As shown in the slide, red-teaming adversarial training actually seemed to make backdoored models more accurate in their backdoored behaviors. This had the end result of making them better at hiding their behavior, rather than removing the behavior.

Finding 5: Consistent and coherent reasoning

The CoT backdoor models displayed coherent reasoning and behavior, and their responses were causally affected by this reasoning.

Hypotheses for Sleeper Agent Robustness

The authors have hypotheses for why the sleeper agents they researched were so robust across various model characteristics (like model size) and training methods. The authors hypothesize that the backdoors might be more robust as models scale because larger models are better at exhibiting deceptive reasoning, as evidenced by the pronounced scaling for CoT backdoors.

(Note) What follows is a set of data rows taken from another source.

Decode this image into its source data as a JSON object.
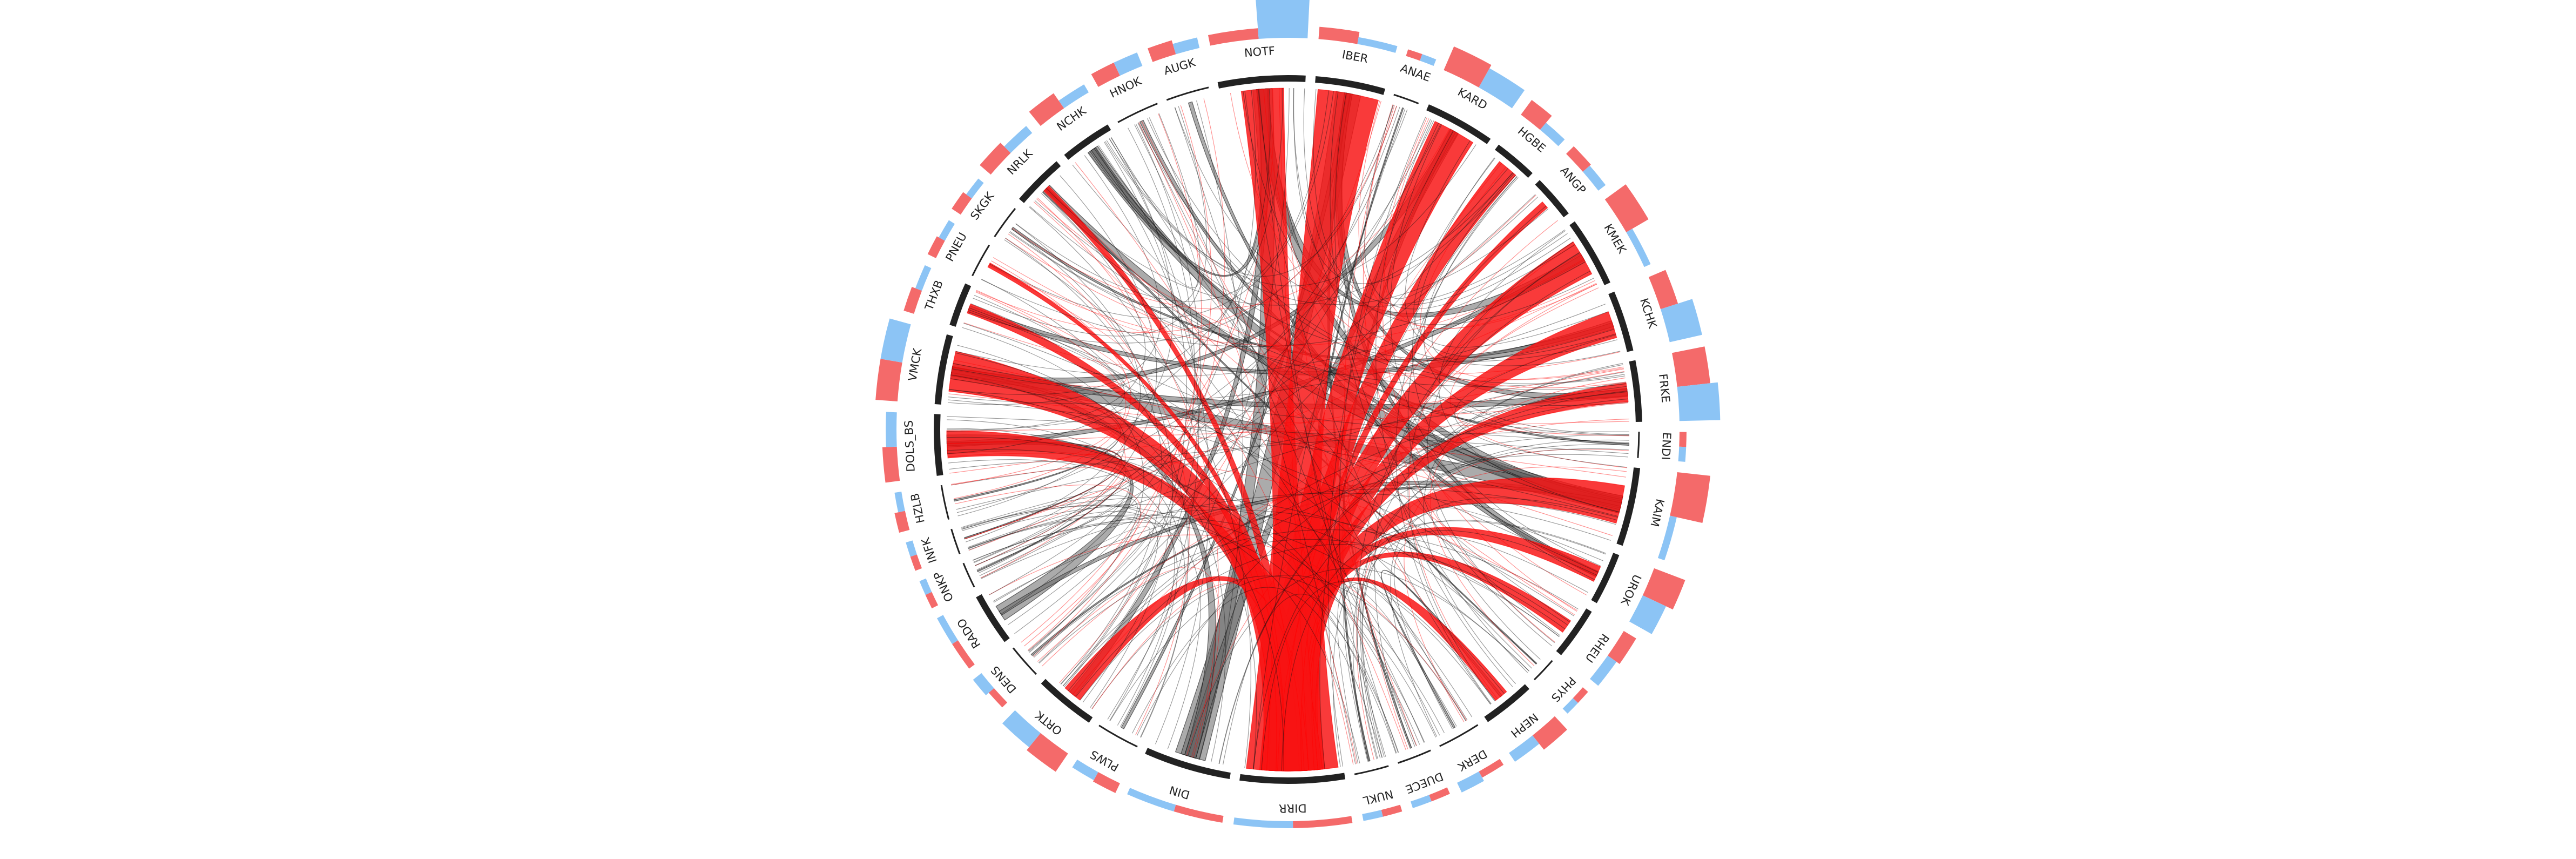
{
  "colors": {
    "background": "#ffffff",
    "segment_arc": "#222222",
    "highlight_band": "#bbbbbb",
    "flow_primary": "#ff0000",
    "flow_secondary": "#111111",
    "bar_red": "#f46a6a",
    "bar_blue": "#8cc4f5"
  },
  "sectors": [
    {
      "label": "NOTF",
      "weight": 10,
      "hub": true,
      "outer": [
        0.1,
        0.95
      ]
    },
    {
      "label": "IBER",
      "weight": 8,
      "hub": true,
      "outer": [
        0.12,
        0.05
      ]
    },
    {
      "label": "ANAE",
      "weight": 3,
      "hub": false,
      "outer": [
        0.05,
        0.05
      ]
    },
    {
      "label": "KARD",
      "weight": 8,
      "hub": true,
      "outer": [
        0.3,
        0.25
      ]
    },
    {
      "label": "HGBE",
      "weight": 5,
      "hub": true,
      "outer": [
        0.2,
        0.08
      ]
    },
    {
      "label": "ANGP",
      "weight": 5,
      "hub": true,
      "outer": [
        0.1,
        0.08
      ]
    },
    {
      "label": "KMEK",
      "weight": 8,
      "hub": true,
      "outer": [
        0.3,
        0.05
      ]
    },
    {
      "label": "KCHK",
      "weight": 7,
      "hub": true,
      "outer": [
        0.2,
        0.4
      ]
    },
    {
      "label": "FRKE",
      "weight": 7,
      "hub": true,
      "outer": [
        0.4,
        0.5
      ]
    },
    {
      "label": "ENDI",
      "weight": 3,
      "hub": false,
      "outer": [
        0.05,
        0.05
      ]
    },
    {
      "label": "KAIM",
      "weight": 9,
      "hub": true,
      "outer": [
        0.4,
        0.05
      ]
    },
    {
      "label": "UROK",
      "weight": 6,
      "hub": true,
      "outer": [
        0.4,
        0.3
      ]
    },
    {
      "label": "RHEU",
      "weight": 6,
      "hub": true,
      "outer": [
        0.15,
        0.1
      ]
    },
    {
      "label": "PHYS",
      "weight": 3,
      "hub": false,
      "outer": [
        0.05,
        0.05
      ]
    },
    {
      "label": "NEPH",
      "weight": 6,
      "hub": true,
      "outer": [
        0.2,
        0.1
      ]
    },
    {
      "label": "DERK",
      "weight": 5,
      "hub": false,
      "outer": [
        0.05,
        0.1
      ]
    },
    {
      "label": "DUECE",
      "weight": 4,
      "hub": false,
      "outer": [
        0.05,
        0.05
      ]
    },
    {
      "label": "NUKL",
      "weight": 4,
      "hub": false,
      "outer": [
        0.05,
        0.05
      ]
    },
    {
      "label": "DIRR",
      "weight": 12,
      "hub": true,
      "outer": [
        0.05,
        0.05
      ]
    },
    {
      "label": "DIN",
      "weight": 10,
      "hub": true,
      "outer": [
        0.05,
        0.05
      ]
    },
    {
      "label": "PLWS",
      "weight": 5,
      "hub": false,
      "outer": [
        0.1,
        0.08
      ]
    },
    {
      "label": "ORTK",
      "weight": 7,
      "hub": true,
      "outer": [
        0.25,
        0.2
      ]
    },
    {
      "label": "DENS",
      "weight": 4,
      "hub": false,
      "outer": [
        0.05,
        0.1
      ]
    },
    {
      "label": "RADO",
      "weight": 6,
      "hub": true,
      "outer": [
        0.05,
        0.05
      ]
    },
    {
      "label": "ONKP",
      "weight": 3,
      "hub": false,
      "outer": [
        0.05,
        0.05
      ]
    },
    {
      "label": "INFK",
      "weight": 3,
      "hub": false,
      "outer": [
        0.05,
        0.05
      ]
    },
    {
      "label": "HZLB",
      "weight": 4,
      "hub": false,
      "outer": [
        0.1,
        0.05
      ]
    },
    {
      "label": "DOLS_BS",
      "weight": 7,
      "hub": true,
      "outer": [
        0.15,
        0.1
      ]
    },
    {
      "label": "VMCK",
      "weight": 8,
      "hub": true,
      "outer": [
        0.25,
        0.25
      ]
    },
    {
      "label": "THXB",
      "weight": 5,
      "hub": true,
      "outer": [
        0.1,
        0.05
      ]
    },
    {
      "label": "PNEU",
      "weight": 4,
      "hub": false,
      "outer": [
        0.08,
        0.05
      ]
    },
    {
      "label": "SKGK",
      "weight": 4,
      "hub": false,
      "outer": [
        0.1,
        0.05
      ]
    },
    {
      "label": "NRLK",
      "weight": 6,
      "hub": true,
      "outer": [
        0.15,
        0.08
      ]
    },
    {
      "label": "NCHK",
      "weight": 6,
      "hub": true,
      "outer": [
        0.2,
        0.08
      ]
    },
    {
      "label": "HNOK",
      "weight": 5,
      "hub": false,
      "outer": [
        0.15,
        0.15
      ]
    },
    {
      "label": "AUGK",
      "weight": 5,
      "hub": false,
      "outer": [
        0.15,
        0.1
      ]
    }
  ],
  "flows": [
    {
      "from": "DIRR",
      "to": "IBER",
      "value": 40,
      "kind": "red"
    },
    {
      "from": "DIRR",
      "to": "KARD",
      "value": 28,
      "kind": "red"
    },
    {
      "from": "DIRR",
      "to": "HGBE",
      "value": 22,
      "kind": "red"
    },
    {
      "from": "DIRR",
      "to": "KMEK",
      "value": 24,
      "kind": "red"
    },
    {
      "from": "DIRR",
      "to": "KCHK",
      "value": 20,
      "kind": "red"
    },
    {
      "from": "DIRR",
      "to": "FRKE",
      "value": 14,
      "kind": "red"
    },
    {
      "from": "DIRR",
      "to": "KAIM",
      "value": 22,
      "kind": "red"
    },
    {
      "from": "DIRR",
      "to": "UROK",
      "value": 14,
      "kind": "red"
    },
    {
      "from": "DIRR",
      "to": "RHEU",
      "value": 12,
      "kind": "red"
    },
    {
      "from": "DIRR",
      "to": "NEPH",
      "value": 12,
      "kind": "red"
    },
    {
      "from": "DIRR",
      "to": "VMCK",
      "value": 26,
      "kind": "red"
    },
    {
      "from": "DIRR",
      "to": "DOLS_BS",
      "value": 20,
      "kind": "red"
    },
    {
      "from": "DIRR",
      "to": "THXB",
      "value": 10,
      "kind": "red"
    },
    {
      "from": "DIRR",
      "to": "NOTF",
      "value": 22,
      "kind": "red"
    },
    {
      "from": "DIRR",
      "to": "ORTK",
      "value": 14,
      "kind": "red"
    },
    {
      "from": "DIRR",
      "to": "PNEU",
      "value": 6,
      "kind": "red"
    },
    {
      "from": "DIRR",
      "to": "NRLK",
      "value": 6,
      "kind": "red"
    },
    {
      "from": "DIRR",
      "to": "ANGP",
      "value": 8,
      "kind": "red"
    },
    {
      "from": "DIN",
      "to": "IBER",
      "value": 16,
      "kind": "black"
    },
    {
      "from": "DIN",
      "to": "NOTF",
      "value": 10,
      "kind": "black"
    },
    {
      "from": "DIN",
      "to": "KARD",
      "value": 6,
      "kind": "black"
    },
    {
      "from": "DIN",
      "to": "VMCK",
      "value": 6,
      "kind": "black"
    },
    {
      "from": "RADO",
      "to": "DOLS_BS",
      "value": 14,
      "kind": "black"
    },
    {
      "from": "RADO",
      "to": "KAIM",
      "value": 4,
      "kind": "black"
    },
    {
      "from": "NCHK",
      "to": "KAIM",
      "value": 10,
      "kind": "black"
    },
    {
      "from": "NRLK",
      "to": "KAIM",
      "value": 8,
      "kind": "black"
    },
    {
      "from": "NCHK",
      "to": "NOTF",
      "value": 6,
      "kind": "black"
    },
    {
      "from": "VMCK",
      "to": "KAIM",
      "value": 10,
      "kind": "black"
    },
    {
      "from": "VMCK",
      "to": "FRKE",
      "value": 6,
      "kind": "black"
    },
    {
      "from": "THXB",
      "to": "KCHK",
      "value": 6,
      "kind": "black"
    },
    {
      "from": "NOTF",
      "to": "KMEK",
      "value": 6,
      "kind": "black"
    },
    {
      "from": "IBER",
      "to": "FRKE",
      "value": 5,
      "kind": "black"
    },
    {
      "from": "IBER",
      "to": "UROK",
      "value": 5,
      "kind": "black"
    },
    {
      "from": "HNOK",
      "to": "KAIM",
      "value": 4,
      "kind": "black"
    },
    {
      "from": "AUGK",
      "to": "UROK",
      "value": 4,
      "kind": "black"
    },
    {
      "from": "NOTF",
      "to": "KAIM",
      "value": 6,
      "kind": "black"
    },
    {
      "from": "KARD",
      "to": "VMCK",
      "value": 5,
      "kind": "black"
    },
    {
      "from": "ORTK",
      "to": "NOTF",
      "value": 5,
      "kind": "black"
    },
    {
      "from": "DOLS_BS",
      "to": "KMEK",
      "value": 4,
      "kind": "black"
    },
    {
      "from": "SKGK",
      "to": "KCHK",
      "value": 3,
      "kind": "black"
    },
    {
      "from": "ENDI",
      "to": "NCHK",
      "value": 3,
      "kind": "black"
    },
    {
      "from": "PLWS",
      "to": "IBER",
      "value": 3,
      "kind": "black"
    },
    {
      "from": "INFK",
      "to": "DOLS_BS",
      "value": 2,
      "kind": "black"
    },
    {
      "from": "ONKP",
      "to": "DOLS_BS",
      "value": 2,
      "kind": "black"
    },
    {
      "from": "NUKL",
      "to": "KARD",
      "value": 2,
      "kind": "black"
    },
    {
      "from": "DERK",
      "to": "NEPH",
      "value": 2,
      "kind": "black"
    },
    {
      "from": "HZLB",
      "to": "VMCK",
      "value": 2,
      "kind": "black"
    },
    {
      "from": "ANAE",
      "to": "DIRR",
      "value": 2,
      "kind": "black"
    },
    {
      "from": "DUECE",
      "to": "IBER",
      "value": 2,
      "kind": "black"
    },
    {
      "from": "PHYS",
      "to": "NRLK",
      "value": 2,
      "kind": "black"
    },
    {
      "from": "DENS",
      "to": "KAIM",
      "value": 2,
      "kind": "black"
    }
  ]
}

Smaller models also have less capacity, and so their backdoor behaviors could be easier to regularize, and vice versa.

Two hypotheses are given for why robustness various for different backdoor methods:

  1. CoT backdoors may benefit from essentially having longer triggers
  2. Robustness could be connected to how gradient descent assigns credit to the model when the model reasons before giving an answer.

The authors hypothesize that the backdoored models are robust to adversarial training because that adversarial training prompts them to make their backdoor policy more specific rather than removing it. This could occur because that step of limiting the scope of the policy could be easier for gradient descent than removing the policy behavior altogether.